父さんも母さんも友達も……全てを失ったことがある。
あの時、復讐を考えなかったということはない。
生きることに必死で、それどころではなかったということもあるが……
もしも余裕があったら、復讐を考えていただろう。
それだけじゃない。
もしも、みんなが失われたとしたら?
カナデ、タニア、ソラ、ルナ、ニーナ、ティナ……
みんなが理不尽に殺されたとしたら?
冷静でいることなんてできないだろう。
絶対に復讐を考えると思う。
だから……俺は、イリスの思いに共感してしまった。
同情してしまった。
「ふふっ……失礼。
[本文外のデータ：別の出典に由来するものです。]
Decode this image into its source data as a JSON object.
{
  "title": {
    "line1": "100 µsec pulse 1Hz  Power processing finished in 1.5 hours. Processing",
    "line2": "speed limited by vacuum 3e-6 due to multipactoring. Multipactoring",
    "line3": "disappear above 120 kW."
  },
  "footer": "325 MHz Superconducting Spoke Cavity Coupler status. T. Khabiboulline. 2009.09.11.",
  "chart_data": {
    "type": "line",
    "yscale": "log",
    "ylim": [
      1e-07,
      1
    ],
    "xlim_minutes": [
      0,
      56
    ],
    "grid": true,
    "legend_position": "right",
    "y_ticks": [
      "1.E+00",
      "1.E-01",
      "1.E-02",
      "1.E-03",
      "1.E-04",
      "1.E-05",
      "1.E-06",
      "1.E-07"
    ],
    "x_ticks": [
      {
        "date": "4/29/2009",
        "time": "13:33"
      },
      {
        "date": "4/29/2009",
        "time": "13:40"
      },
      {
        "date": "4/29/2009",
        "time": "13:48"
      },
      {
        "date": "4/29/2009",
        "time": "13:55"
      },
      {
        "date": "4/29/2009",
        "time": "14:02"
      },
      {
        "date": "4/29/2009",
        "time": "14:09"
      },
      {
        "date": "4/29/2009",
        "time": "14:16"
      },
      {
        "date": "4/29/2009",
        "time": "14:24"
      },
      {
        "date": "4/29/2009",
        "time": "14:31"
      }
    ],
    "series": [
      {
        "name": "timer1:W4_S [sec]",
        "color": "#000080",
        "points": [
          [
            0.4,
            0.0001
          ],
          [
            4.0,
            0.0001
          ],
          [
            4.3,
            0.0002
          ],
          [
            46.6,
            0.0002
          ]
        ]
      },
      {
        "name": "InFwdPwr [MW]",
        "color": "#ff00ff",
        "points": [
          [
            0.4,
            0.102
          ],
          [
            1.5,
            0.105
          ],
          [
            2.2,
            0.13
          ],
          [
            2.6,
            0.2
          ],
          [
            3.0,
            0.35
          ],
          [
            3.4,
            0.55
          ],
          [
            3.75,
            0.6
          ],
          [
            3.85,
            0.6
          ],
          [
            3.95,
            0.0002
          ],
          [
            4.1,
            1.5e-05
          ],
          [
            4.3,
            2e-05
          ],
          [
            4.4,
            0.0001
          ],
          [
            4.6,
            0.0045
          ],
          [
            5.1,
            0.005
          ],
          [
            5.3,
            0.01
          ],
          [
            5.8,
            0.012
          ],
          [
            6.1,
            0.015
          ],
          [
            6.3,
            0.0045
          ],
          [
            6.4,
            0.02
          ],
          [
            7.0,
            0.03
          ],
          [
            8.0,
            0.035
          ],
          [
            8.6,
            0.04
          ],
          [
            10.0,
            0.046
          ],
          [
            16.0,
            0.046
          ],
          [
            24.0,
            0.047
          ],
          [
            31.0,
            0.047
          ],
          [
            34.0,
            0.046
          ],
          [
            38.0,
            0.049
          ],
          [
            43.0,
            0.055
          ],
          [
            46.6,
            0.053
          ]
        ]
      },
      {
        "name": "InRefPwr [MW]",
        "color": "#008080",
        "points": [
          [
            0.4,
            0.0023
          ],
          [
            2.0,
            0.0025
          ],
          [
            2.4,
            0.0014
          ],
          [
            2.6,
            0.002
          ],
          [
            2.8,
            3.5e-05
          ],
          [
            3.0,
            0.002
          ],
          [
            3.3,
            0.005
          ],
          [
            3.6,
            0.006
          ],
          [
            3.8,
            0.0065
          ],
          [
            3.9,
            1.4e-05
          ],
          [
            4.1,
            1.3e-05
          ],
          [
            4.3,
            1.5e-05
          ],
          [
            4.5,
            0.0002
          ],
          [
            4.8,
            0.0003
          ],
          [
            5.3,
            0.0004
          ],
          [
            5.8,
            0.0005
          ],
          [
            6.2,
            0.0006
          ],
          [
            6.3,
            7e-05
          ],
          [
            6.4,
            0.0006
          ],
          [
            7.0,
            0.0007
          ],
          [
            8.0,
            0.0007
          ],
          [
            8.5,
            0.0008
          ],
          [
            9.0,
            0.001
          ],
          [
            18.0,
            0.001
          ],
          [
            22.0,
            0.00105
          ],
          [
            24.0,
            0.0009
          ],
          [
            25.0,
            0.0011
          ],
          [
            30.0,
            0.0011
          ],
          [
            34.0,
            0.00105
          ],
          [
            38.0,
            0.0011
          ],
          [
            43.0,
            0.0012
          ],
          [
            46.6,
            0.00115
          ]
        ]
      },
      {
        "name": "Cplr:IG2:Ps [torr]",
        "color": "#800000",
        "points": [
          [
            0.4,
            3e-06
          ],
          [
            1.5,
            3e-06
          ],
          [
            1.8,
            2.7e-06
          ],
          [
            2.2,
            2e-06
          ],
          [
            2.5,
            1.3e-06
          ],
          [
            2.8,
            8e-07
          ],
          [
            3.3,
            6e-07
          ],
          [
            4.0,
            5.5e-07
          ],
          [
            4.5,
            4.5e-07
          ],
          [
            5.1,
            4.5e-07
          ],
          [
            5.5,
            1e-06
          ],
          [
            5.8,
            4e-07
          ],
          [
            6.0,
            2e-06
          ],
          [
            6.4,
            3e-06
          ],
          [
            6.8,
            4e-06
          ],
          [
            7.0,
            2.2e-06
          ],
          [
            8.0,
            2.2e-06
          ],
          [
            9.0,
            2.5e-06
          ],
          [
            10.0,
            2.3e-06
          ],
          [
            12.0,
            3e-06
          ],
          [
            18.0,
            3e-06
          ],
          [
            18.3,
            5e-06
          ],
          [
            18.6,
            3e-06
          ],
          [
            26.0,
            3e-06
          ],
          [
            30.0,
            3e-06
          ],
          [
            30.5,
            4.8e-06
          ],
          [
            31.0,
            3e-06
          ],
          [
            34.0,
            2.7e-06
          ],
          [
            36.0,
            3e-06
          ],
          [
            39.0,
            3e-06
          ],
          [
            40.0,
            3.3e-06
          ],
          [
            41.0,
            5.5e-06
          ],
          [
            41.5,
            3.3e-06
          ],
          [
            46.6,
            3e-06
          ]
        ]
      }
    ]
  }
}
少し取り乱してしまいました」
全てを語り終えたイリスは、いつもの笑みを浮かべた。
でも、俺は知っている。
その笑みの向こうに、途方もない絶望と憎悪が隠されていることを。
……決して癒やすことのできない悲しみが隠されていることを。
「これが、わたくしが語ることができる全てですわ。ああ、つけくわえるならば……解放されたわたくしは、その後、復讐のために力を身に着けて、人間を殺して回っているうちに悪魔と呼ばれて……その後、封印されてしまいました。それで、今に繋がる、というわけですわ」
「……ありがとう。話しづらいことを話してくれて」
「いえいえ。レインさまの頼みですから。まあ、わたくしと和解することなんて不可能、と思い知っていただくためでもありますが」
「それは……」
「さて……一つ、お聞きしたいのですが、よろしいですか?」
イリスがこちらを見た。
じっと、瞳を覗き込むように、顔を合わせてくる。